In the third year, students devote themselves to the exploration of their own questions, within the area of practice that they have elected through the support and advice of the academic team. In this year and especially within the dissertation and the work prepared for the final show, the graphic communicator emerges into something unique to them and to the practice of graphics.
“I was delighted to be part of the ‘Sustainable:ME?’ module and to have met both the students and the lecturers. It is the lecturers commitment to sustainability issues that has driven this inspiring module that really should be given in all schools of art and design. The project demanded understanding of complex issues such as Climate Change, world economies and ethics.

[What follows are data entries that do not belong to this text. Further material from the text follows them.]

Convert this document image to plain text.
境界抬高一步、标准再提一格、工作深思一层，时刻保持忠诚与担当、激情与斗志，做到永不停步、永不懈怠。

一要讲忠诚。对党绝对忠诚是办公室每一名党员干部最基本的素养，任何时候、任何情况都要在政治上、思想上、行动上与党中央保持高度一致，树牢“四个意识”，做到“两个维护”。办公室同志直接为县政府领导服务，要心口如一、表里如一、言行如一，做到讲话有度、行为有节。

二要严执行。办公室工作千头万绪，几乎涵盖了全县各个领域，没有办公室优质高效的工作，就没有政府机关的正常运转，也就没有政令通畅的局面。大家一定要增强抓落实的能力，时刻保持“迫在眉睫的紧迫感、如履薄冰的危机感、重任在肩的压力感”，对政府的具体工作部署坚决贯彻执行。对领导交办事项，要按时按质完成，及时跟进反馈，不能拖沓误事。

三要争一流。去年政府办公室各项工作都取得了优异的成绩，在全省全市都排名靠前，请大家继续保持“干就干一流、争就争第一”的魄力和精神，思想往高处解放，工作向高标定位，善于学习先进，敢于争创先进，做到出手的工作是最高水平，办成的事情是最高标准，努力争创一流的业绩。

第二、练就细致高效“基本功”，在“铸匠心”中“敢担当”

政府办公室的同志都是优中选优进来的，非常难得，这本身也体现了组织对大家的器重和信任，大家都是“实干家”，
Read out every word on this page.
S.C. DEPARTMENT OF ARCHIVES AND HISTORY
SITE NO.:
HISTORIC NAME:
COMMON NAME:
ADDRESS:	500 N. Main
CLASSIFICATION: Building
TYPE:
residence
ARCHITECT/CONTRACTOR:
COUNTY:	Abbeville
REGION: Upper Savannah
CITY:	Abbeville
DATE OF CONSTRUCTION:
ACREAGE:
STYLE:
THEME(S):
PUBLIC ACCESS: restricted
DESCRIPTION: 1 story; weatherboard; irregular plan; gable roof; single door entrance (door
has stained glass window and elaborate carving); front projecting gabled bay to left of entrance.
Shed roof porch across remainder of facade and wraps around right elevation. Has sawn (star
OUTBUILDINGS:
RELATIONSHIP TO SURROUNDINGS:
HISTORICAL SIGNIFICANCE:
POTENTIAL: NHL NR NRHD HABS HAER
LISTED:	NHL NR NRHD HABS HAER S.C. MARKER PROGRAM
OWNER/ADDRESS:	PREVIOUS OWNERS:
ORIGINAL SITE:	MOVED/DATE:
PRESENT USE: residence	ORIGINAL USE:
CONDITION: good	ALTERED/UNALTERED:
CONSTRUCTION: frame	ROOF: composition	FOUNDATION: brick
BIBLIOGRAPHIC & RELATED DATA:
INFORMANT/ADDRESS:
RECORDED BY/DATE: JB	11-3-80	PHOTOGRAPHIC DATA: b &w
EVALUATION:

All of this was successfully carried out by some inspiring graphic magicians, their understanding of the brief and their ability to transform it into the most creative forms was evident.” - Alison Howard, Sustainability Community Officer, Monmouthshire County Council
All students undertake modules that develop critical and sometimes radical approaches to how we see and construct the world. These modules provide some of the tools that can be employed to question through creative practice how meaning is made as well as why meaning is a contested area. These will also equip students for the preparation of their final dissertation. Taught on a cross-disciplinary basis, the content of these modules will draw on anything and everything, from Constable to cosmetic surgery, from Bernard Leach to Elvis Presley impersonators, and from aesthetics to punk rock.
Graduates from the programme are well placed to join design companies, work as designers in large organizations, or set up their own businesses. Some take further training, for example a PGCE. Some elect to take their studies further by studying at CSAD for an MDes or an MA (Art & Design) Communication.